Monday, April 02, 2018

 

Abodes of Demons

William Reeves, "On the Céli-dé, Commonly Called Culdees," Transactions of the Royal Irish Academy 24 (1873) 119-263 (at 209, from his translation of the Prose Rule of the Céli-dé on pp. 202-215):
Now the privy-houses and the urine-houses they are the abodes of demons. Let these houses be blessed by any one going thither, and let him bless himself when he enters them, and it is not lawful to say any prayers in them, except "Deus in adjutorium" to "festina."
The same, tr. Edward Gwynn, The Rule of Tallaght (Dublin: Hodges, Figgis & Co., 1927), p. 75:
Privies and urinals are abodes for evil spirits.

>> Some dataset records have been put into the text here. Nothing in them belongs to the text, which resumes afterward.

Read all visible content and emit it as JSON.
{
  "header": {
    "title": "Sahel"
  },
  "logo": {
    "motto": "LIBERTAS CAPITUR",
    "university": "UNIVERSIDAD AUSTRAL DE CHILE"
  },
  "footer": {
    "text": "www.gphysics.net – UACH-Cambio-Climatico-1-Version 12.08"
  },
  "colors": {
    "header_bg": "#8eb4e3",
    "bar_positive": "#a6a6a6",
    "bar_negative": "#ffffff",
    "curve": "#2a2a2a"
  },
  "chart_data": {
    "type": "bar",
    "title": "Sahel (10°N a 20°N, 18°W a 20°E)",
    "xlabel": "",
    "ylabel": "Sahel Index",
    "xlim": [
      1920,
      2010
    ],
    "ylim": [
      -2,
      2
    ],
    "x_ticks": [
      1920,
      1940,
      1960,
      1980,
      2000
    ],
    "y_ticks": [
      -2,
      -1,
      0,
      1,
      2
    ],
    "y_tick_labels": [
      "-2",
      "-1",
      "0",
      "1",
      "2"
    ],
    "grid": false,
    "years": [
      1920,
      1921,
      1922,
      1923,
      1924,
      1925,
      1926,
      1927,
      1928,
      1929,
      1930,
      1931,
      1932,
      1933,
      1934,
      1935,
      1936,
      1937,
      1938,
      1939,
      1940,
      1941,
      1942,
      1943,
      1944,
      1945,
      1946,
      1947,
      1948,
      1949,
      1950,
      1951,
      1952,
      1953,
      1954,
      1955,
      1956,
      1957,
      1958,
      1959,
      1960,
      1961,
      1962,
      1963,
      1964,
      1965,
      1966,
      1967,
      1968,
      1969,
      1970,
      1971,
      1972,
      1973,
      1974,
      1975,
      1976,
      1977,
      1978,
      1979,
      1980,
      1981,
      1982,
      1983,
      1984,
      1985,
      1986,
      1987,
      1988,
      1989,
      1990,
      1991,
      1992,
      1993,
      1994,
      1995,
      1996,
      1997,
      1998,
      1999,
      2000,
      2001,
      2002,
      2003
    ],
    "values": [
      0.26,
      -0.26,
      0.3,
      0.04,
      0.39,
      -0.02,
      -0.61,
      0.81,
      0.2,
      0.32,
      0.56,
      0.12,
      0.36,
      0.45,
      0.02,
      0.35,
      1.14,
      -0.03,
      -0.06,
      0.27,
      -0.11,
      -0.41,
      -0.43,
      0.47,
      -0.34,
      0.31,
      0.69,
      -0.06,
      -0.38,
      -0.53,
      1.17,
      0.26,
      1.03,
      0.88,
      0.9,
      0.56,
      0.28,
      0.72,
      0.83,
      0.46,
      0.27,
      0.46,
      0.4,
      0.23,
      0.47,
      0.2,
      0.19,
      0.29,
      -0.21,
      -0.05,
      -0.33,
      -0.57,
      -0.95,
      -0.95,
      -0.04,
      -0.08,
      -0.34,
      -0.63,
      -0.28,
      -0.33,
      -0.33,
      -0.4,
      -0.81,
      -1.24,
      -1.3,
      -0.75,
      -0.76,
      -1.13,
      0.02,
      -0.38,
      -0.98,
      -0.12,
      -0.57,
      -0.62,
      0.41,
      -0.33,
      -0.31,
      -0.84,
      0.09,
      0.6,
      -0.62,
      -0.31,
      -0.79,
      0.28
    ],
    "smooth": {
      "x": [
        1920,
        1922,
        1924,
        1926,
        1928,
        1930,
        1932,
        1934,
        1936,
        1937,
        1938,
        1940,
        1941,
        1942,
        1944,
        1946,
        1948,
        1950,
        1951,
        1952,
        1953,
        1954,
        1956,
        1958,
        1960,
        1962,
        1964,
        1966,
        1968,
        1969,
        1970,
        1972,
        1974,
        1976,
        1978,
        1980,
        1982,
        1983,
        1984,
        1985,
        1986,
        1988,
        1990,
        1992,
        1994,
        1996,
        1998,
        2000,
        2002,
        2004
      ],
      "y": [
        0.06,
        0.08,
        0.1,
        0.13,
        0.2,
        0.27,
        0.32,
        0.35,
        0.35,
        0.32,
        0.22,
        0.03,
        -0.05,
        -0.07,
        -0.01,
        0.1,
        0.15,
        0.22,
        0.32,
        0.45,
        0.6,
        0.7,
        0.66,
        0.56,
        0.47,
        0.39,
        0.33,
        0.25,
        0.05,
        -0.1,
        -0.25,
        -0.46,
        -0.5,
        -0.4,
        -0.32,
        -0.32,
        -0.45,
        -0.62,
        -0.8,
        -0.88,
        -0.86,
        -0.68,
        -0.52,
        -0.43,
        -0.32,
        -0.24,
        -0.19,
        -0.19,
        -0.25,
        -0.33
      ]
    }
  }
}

The sign of the Cross should be made over these places, and a man should cross himself when he enters them, and it is not lawful to pray in them, except to repeat Deus in adjutorium, down to festina.
Therefore, if you are to "pray without ceasing" (1 Thessalonians 5.17), you must recite Psalm 69(70).2 (Deus in adiutorium meum intende, Domine ad adiuvandum me festina) on those occasions when you are obeying the call of nature.

I owe the reference to Martha Bayless, Sin and Filth in Medieval Culture: The Devil in the Latrine (New York: Routledge, 2012), pp. 2-3, with note 10 on p. 183.